When using the card, you can choose to pay for your purchases by several times without charge, via a free credit.

In this case, the purchase amount will be deducted in several monthly installments from your bank account.

The total monthly installments will correspond to the purchase amount.

Depreciable credit

When using the card, you can choose to pay for your purchases via a depreciable credit.

This is a credit with interest and fees (personal loan or assigned credit).

If you opt for the depreciable credit, the purchase amount will be deducted in several monthly installments from your bank account.

The total monthly installments will be higher than the amount of the purchases, because there will be in addition interest and, sometimes, the application fees and insurance fees if you have decided to insure yourself.

Revolving credit

You can opt for the use of a revolving credit.

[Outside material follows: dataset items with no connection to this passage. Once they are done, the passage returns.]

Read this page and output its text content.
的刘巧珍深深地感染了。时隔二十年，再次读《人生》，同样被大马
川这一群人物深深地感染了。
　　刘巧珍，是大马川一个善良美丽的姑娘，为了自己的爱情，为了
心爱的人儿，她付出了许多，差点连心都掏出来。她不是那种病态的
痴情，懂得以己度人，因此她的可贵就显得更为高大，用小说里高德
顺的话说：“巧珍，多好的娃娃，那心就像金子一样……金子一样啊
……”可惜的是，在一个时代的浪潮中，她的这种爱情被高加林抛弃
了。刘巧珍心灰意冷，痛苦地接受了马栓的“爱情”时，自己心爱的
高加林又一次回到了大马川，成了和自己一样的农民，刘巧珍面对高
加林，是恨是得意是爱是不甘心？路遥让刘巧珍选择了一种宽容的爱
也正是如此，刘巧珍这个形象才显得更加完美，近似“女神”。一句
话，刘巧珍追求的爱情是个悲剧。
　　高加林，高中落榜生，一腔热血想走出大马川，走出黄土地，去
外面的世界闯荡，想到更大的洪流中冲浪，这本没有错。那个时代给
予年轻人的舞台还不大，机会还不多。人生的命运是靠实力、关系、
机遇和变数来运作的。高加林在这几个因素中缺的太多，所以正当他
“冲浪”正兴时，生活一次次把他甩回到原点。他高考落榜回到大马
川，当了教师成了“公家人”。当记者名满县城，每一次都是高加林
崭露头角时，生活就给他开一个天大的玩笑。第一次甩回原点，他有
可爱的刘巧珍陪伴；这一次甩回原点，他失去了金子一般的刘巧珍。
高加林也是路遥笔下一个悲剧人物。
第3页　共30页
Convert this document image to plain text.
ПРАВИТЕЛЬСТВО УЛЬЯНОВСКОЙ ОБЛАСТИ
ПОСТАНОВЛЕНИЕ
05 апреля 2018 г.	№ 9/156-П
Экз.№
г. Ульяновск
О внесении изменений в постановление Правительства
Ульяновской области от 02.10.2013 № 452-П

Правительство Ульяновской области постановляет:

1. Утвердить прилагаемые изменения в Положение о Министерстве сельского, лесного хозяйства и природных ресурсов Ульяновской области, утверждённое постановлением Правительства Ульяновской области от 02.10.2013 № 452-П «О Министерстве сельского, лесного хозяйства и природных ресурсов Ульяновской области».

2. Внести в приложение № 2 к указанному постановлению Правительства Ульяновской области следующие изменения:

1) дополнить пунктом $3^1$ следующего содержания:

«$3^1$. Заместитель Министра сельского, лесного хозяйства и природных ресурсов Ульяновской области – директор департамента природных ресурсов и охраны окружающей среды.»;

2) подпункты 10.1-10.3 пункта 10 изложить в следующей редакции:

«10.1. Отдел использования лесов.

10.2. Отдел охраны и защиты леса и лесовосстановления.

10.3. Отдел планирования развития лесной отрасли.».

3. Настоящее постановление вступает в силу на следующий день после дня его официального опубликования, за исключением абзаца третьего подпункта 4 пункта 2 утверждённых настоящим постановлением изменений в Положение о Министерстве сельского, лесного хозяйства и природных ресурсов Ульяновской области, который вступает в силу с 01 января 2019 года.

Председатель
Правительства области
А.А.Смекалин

You then use some or all of the reserve of money made available to you when the card is awarded.

You will have to gradually repay this credit (interest and principal), to replenish as your reserve.

You can reuse this reserve as you wish, within the limits of your contract.

FYI  

The interest rate on the revolving credit is higher than the interest rate on the depreciable credit.

The duration of the contract is stipulated in the offer.

It is usually 1 year.

The retailer can offer to renew the contract every year, but the lender must:

  • check the incident file before each renewal,
  • check your creditworthiness every 3 years

If you do not wish to renew your contract, you can request its termination at any time.

You must send a registered letter with acknowledgement of receipt to the brand or its financial partner.

You can use a template:

Terminate a credit card agreement

You must attach your card with your mail.

The retailer may also terminate the contract for a reason set out in the contract, for example when you have problems with your refund.

Whatever the reason for termination of the contract, you will have to refund the amounts spent with the card.